Acne is a build up of dead skin cells and increased amount of sebum that stick together and like a clogged drain in your sink. Normal pores shed about one layer of dead skin cells per day inside the pore. The acne-prone pore sheds up to five layers of dead skin cells per day and the body can’t keep up. This forms congestion under the skin which are non-inflamed acne lesions (blackheads and/or whiteheads; and if bacteria are present (bacteria  feeds on the dead skin cells and oil), it will form inflamed pimples, pustules and/or cysts.

 

There are two main types of acne – non-inflamed acne and inflamed acne. Most people have a combination of the two.
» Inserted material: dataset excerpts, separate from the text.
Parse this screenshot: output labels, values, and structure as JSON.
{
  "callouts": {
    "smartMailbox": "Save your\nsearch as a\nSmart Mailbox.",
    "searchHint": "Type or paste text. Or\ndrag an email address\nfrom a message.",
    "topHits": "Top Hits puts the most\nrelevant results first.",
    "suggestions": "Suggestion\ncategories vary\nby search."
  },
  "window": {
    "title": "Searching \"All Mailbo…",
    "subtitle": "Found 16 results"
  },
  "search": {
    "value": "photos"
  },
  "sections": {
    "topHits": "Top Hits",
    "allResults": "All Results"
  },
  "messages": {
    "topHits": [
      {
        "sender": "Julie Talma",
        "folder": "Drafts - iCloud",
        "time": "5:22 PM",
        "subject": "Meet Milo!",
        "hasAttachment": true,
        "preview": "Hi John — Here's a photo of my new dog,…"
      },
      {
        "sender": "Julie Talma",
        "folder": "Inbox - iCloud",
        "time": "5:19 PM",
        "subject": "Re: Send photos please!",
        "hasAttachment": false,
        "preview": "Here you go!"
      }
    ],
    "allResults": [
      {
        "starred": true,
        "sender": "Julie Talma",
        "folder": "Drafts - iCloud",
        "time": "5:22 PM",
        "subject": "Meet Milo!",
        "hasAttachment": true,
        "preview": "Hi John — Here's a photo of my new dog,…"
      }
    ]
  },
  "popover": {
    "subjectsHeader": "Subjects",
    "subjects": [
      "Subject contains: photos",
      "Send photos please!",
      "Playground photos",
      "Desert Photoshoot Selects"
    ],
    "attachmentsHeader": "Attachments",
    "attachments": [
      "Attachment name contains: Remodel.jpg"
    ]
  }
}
As the oil and the dead skin cells build up, they put pressure on the cells surrounding the pore. With enough pressure, the sides of the pore rupture and the contents of the pore leak into the surrounding skin.  Because this material contains a lot of P. acne bacteria, the surrounding skin now becomes infected/ inflamed ,  and  will create a red bump that we know as a papule.


A pustule which is different from a papule only in that it contains white blood cells. When the immune system fights off the P. acnes infection, white blood cells, which are soldiers of the immune system — pile up, creating more pus and inflammation  in the pore.


A nodule is a solid dome-shaped lesion that extends below the surface, deep into the layers of the skin. Scarring is common with nodules and  can sometimes leave an impaction behind, which can flare again and again.


When a group of pustules cluster together under the skin, they form a cyst. An acne cyst can appear similar to a nodule, but  when it is pus-filled, it can have a diameter of 5mm or more across. They are usually very painful and scarring is common with cysts.